In the case of the cycle group communication I understand that if I want to continue cycling with my friends that I must accept that change. In reality I have always switched my mobile out of airport mode in the mornings to receive the text SMS. Adding in the step to connect to the internet really isn’t much harder. Yes it will mean more battery drain, but I think that is worth it for a few friendships.
We all live by making assumptions. I turn the kettle on and it will boil the water. It will be daylight when I wake up. When I go to sleep, I will wake up. These assumptions aren’t always right though. The light doesn’t come on when I flick the switch because the bulb is broken. The allen key wasn’t replaced because the rest of the set was misplaced. The toolbox wasn’t at the bottom of the stairs because someone felt it was in the way. It wasn’t a blue sky when I opened the curtains this morning because for the first time in what feels like a month, there was 100% cloud cover.

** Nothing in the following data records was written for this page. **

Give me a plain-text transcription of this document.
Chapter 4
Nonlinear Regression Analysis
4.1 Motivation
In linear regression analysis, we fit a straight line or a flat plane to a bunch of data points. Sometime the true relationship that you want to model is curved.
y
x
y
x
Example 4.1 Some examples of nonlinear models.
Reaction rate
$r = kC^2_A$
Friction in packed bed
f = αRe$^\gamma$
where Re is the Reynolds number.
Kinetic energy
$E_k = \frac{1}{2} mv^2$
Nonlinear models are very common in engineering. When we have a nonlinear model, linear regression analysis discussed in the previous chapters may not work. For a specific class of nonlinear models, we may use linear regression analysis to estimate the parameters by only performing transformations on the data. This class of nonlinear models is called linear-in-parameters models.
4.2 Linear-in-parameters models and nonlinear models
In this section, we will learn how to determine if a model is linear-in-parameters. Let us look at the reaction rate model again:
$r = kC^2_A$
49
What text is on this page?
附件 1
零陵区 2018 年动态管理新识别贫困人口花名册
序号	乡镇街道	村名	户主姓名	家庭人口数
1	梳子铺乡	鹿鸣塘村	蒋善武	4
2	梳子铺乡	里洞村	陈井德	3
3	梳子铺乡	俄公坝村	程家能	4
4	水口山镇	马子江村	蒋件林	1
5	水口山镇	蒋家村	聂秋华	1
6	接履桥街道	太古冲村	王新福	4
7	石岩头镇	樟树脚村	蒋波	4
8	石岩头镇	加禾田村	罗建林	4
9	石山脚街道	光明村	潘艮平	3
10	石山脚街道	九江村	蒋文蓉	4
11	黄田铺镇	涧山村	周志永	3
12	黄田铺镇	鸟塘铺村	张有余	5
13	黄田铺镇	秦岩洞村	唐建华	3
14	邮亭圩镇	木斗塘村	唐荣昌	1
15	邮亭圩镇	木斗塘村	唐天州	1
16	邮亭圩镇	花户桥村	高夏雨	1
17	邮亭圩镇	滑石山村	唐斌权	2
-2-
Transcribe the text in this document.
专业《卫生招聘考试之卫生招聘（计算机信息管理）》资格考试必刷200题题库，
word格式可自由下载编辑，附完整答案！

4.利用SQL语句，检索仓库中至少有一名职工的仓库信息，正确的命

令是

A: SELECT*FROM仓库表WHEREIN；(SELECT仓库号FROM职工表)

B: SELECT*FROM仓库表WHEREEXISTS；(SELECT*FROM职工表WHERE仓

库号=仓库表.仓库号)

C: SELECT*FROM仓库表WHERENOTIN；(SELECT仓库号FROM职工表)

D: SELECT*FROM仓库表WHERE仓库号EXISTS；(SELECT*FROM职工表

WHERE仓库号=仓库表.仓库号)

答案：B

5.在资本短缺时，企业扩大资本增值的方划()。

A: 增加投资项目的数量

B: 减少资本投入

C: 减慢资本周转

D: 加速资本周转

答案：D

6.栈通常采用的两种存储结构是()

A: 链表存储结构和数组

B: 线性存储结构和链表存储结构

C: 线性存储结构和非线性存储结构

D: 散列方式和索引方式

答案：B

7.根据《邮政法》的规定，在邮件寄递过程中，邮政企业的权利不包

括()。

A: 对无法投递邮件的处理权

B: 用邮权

It is how we deal with the situations when our assumptions are wrong that marks us out as a person. My reaction marks me as autistic. I can feel overwhelmed when my assumptions are challenged and it can build up to a point when I am unable to function. I need time to process the situation and work out a response. Sometimes I deal with the situation by not acknowledging it. Sometimes this works because the issue disappears through time but often it doesn’t and I am left with lots of things that haven’t been dealt with. I wonder if this is at the root of my depression. Certainly as I move around the house and the garden, I am aware of so many things I have ignored or am ignoring. It begins to feel overwhelming and I force myself to stop. I force myself to write because that helps me. Writing though also gives me space to feel waves of anxiety.
And you know I think that is a positive thing. It feels horrible at the moment but I think that if I am to find my authentic self, I need to go through this pain. I need to use this hurt to identify the issues that hold me back. Becoming aware and keeping that awareness alive then provides me with an opportunity to become the guy hiding inside. A guy I think might be pretty awesome.